What's new: We met Mr S Mahalingam, CFO of TCS.
We believe as of now, TCS has good visibility for
~20-25%yoy US$ revenue growth in FY12e. Given the
current headwinds of currency, wage hikes, investments
in new initiatives (e.g. Cloud) and onsite hiring, TCS
should be able to hold EBIT margins above the 27%
mark in FY12e (27.8% in FY11) in our view. We believe
TCS may also need to increase its FY gross hiring target
from 60k to ~65-70k.
What is keeping management confident? A
combination of revival in discretionary spending and
benign pricing environment supports management
confidence in our view. TCS has seen a pick-up in
discretionary spending across verticals in its client base.
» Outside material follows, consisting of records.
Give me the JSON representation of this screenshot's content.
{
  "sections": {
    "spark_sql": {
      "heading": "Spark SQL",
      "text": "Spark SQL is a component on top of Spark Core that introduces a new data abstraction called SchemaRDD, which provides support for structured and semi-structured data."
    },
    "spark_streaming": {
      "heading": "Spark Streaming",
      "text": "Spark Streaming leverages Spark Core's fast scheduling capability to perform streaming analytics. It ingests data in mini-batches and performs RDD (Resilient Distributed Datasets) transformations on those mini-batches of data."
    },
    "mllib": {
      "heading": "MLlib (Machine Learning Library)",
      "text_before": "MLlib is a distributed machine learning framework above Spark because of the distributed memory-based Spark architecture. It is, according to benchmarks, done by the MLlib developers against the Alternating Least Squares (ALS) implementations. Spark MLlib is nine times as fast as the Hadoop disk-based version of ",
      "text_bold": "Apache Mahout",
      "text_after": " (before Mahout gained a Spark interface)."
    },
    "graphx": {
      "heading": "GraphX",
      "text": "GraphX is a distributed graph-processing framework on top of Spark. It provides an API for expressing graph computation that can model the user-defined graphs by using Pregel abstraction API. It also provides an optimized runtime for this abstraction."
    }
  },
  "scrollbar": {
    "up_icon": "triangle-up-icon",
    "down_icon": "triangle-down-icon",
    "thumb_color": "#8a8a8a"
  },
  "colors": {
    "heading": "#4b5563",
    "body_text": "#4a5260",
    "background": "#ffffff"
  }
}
Pricing discussions are benign and the majority of
pricing negotiations have yielded favorable results for
TCS so far in the current year.
What does it mean for the stock? We believe TCS
stock is richly valued and will stay range bound for the
rest of 2011. The stock trades at 23x FY12e EPS for
15%yoy EPS growth, at 18-25% premium to peers.
Key Risks: Though consensus is forecasting
US$ revenue growth of 26% yoy which is in-line with our
estimates, street margin assumptions (flat yoy) for TCS
are stretched in our view and leave no room for
management to moderate margins or EPS growth in
FY12e in our view.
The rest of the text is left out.